Gran’ther Groves crouched down, gazing like one turned to stone, while the sobs and cries of the bereaved sisters, weeping in each other’s arms, filled the room.

Meanwhile, Miss Tabitha, after the first moments of consternation, had taken dire alarm in her maidenly bashfulness at Eva’s dishabille, and tearing the long wrap from her own shoulders, hastily threw it around the girl, muttering as she did so:

“Hain’t you ashamed o’ yourself, gal, walking round here in your bare feet an’ nightgown before all these men? An’ what are them two doing in here, this time o’ night, anyway, an’ fighting like Indians, I want to know?”

But Eva answered nothing, and did not even seem conscious of her words or presence, for at that moment the second horrible report of the revolver rang in her ears like the trump of doom.

“Oh, my God, have mercy!” she cried as the combatants fell apart, each sinking heavily to the floor with piteous, dying groans.

It seemed to her as if the point of a sword had entered her own heart, and she threw out her arms toward heaven with that wild invocation to her God for mercy.

As the smoke of the revolver cleared away she saw them all running toward Terry, leaving Ludington alone, but for herself, and with a moan of anguish she flung herself by his side.

She saw that his white shirt front was crimson with his lifeblood; that the gray pallor of death was on his handsome face; that his blue eyes were dim and set.

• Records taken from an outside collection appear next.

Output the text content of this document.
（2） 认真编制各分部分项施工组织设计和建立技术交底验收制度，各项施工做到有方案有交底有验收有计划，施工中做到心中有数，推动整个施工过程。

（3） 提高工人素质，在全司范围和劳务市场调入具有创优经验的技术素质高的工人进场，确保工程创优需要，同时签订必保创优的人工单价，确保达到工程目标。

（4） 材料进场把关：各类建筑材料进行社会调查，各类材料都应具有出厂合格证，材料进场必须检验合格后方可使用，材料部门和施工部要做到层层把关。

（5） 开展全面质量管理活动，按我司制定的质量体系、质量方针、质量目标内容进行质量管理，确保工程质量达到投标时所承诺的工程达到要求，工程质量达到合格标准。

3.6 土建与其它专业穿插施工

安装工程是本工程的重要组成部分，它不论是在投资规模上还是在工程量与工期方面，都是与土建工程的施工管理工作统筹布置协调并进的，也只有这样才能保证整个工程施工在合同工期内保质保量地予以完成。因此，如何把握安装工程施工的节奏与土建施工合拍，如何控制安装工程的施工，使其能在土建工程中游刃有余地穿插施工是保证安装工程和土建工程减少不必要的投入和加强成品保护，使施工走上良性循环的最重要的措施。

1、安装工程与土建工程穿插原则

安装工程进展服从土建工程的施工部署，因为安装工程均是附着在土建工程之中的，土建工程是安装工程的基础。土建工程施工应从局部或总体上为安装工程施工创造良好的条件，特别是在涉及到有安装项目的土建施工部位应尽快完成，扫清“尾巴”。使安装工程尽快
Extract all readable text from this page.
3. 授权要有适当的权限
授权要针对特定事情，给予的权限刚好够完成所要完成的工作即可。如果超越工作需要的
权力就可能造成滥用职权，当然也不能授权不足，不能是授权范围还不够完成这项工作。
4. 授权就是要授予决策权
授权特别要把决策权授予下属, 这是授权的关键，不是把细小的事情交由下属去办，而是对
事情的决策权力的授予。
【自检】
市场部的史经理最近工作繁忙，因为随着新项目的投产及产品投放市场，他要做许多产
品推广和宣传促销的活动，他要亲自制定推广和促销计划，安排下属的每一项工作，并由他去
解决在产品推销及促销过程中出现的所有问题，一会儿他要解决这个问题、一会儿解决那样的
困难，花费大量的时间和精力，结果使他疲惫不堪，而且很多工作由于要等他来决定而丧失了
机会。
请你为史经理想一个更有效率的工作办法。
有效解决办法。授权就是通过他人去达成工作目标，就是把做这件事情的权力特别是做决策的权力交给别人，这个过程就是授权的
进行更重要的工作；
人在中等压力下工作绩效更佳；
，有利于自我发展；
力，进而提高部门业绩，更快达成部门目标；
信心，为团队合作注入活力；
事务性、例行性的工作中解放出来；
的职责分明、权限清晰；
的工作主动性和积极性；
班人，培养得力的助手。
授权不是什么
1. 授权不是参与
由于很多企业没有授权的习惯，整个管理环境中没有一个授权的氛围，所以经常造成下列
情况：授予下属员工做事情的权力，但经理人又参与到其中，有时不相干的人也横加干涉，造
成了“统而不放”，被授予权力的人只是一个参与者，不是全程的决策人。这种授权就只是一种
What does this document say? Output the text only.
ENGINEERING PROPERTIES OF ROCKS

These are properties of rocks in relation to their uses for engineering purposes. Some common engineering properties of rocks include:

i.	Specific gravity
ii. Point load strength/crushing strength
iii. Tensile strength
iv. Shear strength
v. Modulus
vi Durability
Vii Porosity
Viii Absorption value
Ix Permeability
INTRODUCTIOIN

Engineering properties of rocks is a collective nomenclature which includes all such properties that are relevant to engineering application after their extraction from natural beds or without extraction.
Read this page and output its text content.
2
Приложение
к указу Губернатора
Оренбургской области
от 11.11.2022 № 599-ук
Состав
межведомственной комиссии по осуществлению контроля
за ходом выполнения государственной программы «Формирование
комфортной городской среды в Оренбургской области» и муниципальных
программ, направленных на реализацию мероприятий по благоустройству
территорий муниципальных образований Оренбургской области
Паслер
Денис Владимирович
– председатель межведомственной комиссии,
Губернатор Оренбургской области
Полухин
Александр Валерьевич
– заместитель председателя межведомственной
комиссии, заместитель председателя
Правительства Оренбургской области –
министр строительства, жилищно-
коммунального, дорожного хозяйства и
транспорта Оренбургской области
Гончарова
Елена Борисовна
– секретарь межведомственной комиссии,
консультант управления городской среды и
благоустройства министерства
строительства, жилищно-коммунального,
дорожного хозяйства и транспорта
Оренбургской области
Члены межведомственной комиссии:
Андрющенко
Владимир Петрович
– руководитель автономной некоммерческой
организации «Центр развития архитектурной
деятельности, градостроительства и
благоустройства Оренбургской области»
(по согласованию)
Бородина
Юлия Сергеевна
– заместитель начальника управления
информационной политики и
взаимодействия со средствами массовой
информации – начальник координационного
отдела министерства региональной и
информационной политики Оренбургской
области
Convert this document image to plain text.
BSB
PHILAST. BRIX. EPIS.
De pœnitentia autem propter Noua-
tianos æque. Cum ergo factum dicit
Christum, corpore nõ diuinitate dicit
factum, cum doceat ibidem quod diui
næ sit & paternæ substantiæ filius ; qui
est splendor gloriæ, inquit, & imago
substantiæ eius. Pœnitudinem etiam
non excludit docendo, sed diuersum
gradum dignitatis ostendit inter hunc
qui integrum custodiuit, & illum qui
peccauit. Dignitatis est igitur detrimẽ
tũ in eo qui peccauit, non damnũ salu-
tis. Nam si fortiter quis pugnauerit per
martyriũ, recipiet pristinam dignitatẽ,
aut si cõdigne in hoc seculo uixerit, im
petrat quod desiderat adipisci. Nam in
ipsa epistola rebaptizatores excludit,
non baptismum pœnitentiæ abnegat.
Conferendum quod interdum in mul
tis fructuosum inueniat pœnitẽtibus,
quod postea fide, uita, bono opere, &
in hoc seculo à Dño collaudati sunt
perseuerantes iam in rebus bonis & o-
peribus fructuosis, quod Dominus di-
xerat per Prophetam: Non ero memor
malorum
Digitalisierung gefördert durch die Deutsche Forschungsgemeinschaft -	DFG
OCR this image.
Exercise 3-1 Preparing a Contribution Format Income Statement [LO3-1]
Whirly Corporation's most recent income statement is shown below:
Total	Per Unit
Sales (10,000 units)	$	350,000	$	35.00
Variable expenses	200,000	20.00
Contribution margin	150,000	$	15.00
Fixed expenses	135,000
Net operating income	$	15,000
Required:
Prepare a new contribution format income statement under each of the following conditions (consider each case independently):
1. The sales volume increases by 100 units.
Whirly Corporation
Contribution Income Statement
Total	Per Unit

A great wave of anguish and pain, mixed with tenderness, surged over the girl.

She bent her face close to his, and impulsively kissed his cold brow with yearning lips, and murmured:

“Good-by, good-by! If you had lived I would have loved you!”

They heard her wild words, all of them. They used them against her afterward.

But, as for Eva, she had forgotten all but the man who lay before her, dying. She hardly thought that his dulled senses could comprehend her words, but, to her surprise, his drooping lids flew open wide, and a sort of radiant surprise and joy gleamed for a moment in his eyes, ere they grew dim again with the mists of death.

One of the young men knelt by him and gently, closed the staring blue eyes.

“He is gone, poor fellow!” he said gently.

All had heard Terry’s dying words, and by the verdict of the world Eva was guilty, though pure as snow in the sight of Heaven.